Belief

I was watching this video about ‘feeling tired all the time,’ which is something I experience sometimes (all the time? Sometimes? Funny…)

The fellow observes that being tired is frequently, maybe even most frequently, more of a feeling than anything to do with being physically exhausted. He argues that when we anticipate doing something, we make a prediction about how it’s going to go, and if it’s predicted to be too difficult to be worth it, we feel tired as a way of avoiding attempting. This also gives us a convenient scapegoat for why we’re not doing the thing: we’re too tired.

This squares with my experience, but also sets up a couple of interesting things about beliefs: that they are predictive, and that they are forcing.

They are predictive because the outcome in question is in the future: ‘I’ subconsciously believe that ‘x’ action will result in ‘y’ outcome, and that ‘y’ outcome is either not preferable or otherwise not worth the effort of ‘x’ action. Because it is subconscious, there is no considerative thought involved; it is merely believed. This believing is frequently very ‘solid’ feeling.

The second aspect is that they come with force: it is not merely that ‘I’ believe that ‘y’ is not worth it, but now a physiological state has been forced upon this body: being tired. Once tired, ‘x’ action might not even be possible, and certainly seems far less appealing. Once the feeling-state has taken over the body, the decision has effectively already been made.

Because beliefs most often remain subconscious, the pattern is most often not noticed that there was a belief-prediction leading to the feeling state; one merely says, “I am tired, therefore I do not want to do ‘x’” But by this time, the power play has already been completed.

The strength of ‘EATMOBA’ is that it dissolves these feeling-state-based beliefs, which allows for increasing lucid consideration of situations rather than the ‘being’ intuitively acting unilaterally.

And the strength of investigation is in noticing these patterns and questioning them so they don’t exist to ‘take over’ in the first place.

The advice the psychiatrist from the video above gives is to ask yourself how you would feel upon getting to the predicted outcome as a way of pushing back on that instinctive ‘tiredness’ ‘not worth it’ reaction.

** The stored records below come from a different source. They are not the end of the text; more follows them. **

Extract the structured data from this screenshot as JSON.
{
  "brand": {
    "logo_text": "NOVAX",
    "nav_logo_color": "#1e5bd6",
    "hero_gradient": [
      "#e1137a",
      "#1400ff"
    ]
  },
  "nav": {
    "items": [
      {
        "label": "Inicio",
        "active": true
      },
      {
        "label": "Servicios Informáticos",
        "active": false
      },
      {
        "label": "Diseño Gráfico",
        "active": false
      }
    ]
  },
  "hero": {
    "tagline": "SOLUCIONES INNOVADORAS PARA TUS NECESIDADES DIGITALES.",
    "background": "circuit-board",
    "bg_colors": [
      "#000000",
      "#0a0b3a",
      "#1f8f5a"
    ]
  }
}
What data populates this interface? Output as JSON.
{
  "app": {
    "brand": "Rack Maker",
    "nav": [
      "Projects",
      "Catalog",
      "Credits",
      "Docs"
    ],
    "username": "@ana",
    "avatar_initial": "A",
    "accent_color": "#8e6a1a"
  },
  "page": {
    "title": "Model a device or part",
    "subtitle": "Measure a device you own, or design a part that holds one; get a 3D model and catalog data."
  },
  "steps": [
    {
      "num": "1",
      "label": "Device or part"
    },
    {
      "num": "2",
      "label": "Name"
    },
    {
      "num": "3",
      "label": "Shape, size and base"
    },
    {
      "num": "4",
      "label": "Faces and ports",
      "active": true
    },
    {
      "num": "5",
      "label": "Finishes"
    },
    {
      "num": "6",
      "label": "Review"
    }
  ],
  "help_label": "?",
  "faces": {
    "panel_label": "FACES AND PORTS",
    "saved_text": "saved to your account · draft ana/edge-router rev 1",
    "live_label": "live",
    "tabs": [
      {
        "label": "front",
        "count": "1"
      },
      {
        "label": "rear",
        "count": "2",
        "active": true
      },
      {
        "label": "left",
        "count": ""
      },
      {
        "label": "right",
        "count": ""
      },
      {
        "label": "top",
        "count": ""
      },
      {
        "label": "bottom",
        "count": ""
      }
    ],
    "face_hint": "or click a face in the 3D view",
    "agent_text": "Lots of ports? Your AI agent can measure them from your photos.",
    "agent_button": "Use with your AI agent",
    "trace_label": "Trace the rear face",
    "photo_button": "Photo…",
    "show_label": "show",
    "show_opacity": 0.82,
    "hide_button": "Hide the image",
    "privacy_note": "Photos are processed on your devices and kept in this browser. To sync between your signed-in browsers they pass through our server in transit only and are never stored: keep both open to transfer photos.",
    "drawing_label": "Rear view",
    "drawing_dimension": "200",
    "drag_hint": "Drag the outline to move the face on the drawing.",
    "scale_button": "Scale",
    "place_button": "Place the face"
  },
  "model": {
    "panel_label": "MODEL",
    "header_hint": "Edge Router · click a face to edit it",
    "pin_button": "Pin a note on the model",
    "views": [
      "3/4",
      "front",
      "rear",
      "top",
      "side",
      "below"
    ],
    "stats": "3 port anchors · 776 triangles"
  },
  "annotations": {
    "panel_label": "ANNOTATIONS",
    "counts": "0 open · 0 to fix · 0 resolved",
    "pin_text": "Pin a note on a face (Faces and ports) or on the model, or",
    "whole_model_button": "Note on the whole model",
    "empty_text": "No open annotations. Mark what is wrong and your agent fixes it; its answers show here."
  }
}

The actualism version of that would be, 'is ‘y’ predicted outcome factually worth ‘x’ effort? Why do I believe that it’s not worth the effort? And, of course, sometimes things are indeed not worth the effort - but it’s much better to decide that after intelligent consideration of the facts than to let ‘me’ decide before one ever realizes what’s going on!

3 Likes

You can see how such a mode of being came about through our evolution during the man vs nature stage. Seems like blind nature’s way of solving the contradiction between the immense amount of energy required to be exerted in order to survive and the short supply of calories mankind had to deal with for most of its past. It’s time to do away with this phenomena!

2 Likes

Yup, and it really simplifies a complex world for an organism with limited faculties.

You can also see how it works with positive beliefs: ‘I’ have the programming that ‘y’ outcome is highly desirable, and therefore become energized to give full steam toward accomplishing said outcome (usually something to do with reproducing, or eating, or perhaps fighting others…)

Who ‘I’ am is a collection of these automatic beliefs… so interesting. It seems very tangible at this moment.

1 Like

That is very interesting indeed!!

Agree with this 100% as I noticed it playing out within myself the hard way. I would use the feeling of being “tired” as a way to avoid a lot of activities during the day. This ranged from socializing to finishing housework that needed to get done. My definition was that if I didn’t get 10 hours of sleep then I was “tired” :laughing: . I really believed that lol. When I faced days that I didn’t get that much sleep then I would get downright depressed as it felt like my day was over. But over and over I found that I could get through the day. I never collapsed from exhaustion or anything like that. It became a positive feedback loop and only lost its grip after a slowly dawning realization of what I was doing to myself.

3 Likes

The amount of times that I’ve pulled the “I’m tired” card and then 10 minutes later had lots of energy… once I’m doing what ‘I’ want…

2 Likes

It’s interesting how “sloth and torpor” is recognized as one of the 5 hindrances towards progress…this article lists several forms it takes and its causes and antidotes…but damn, the very thought of meditating is making me tired :laughing:

https://www.insightmeditationcenter.org/books-articles/the-five-hindrances-handouts/the-hindrance-of-sloth-and-torpor/

The guy in this video is genius level, so switched on.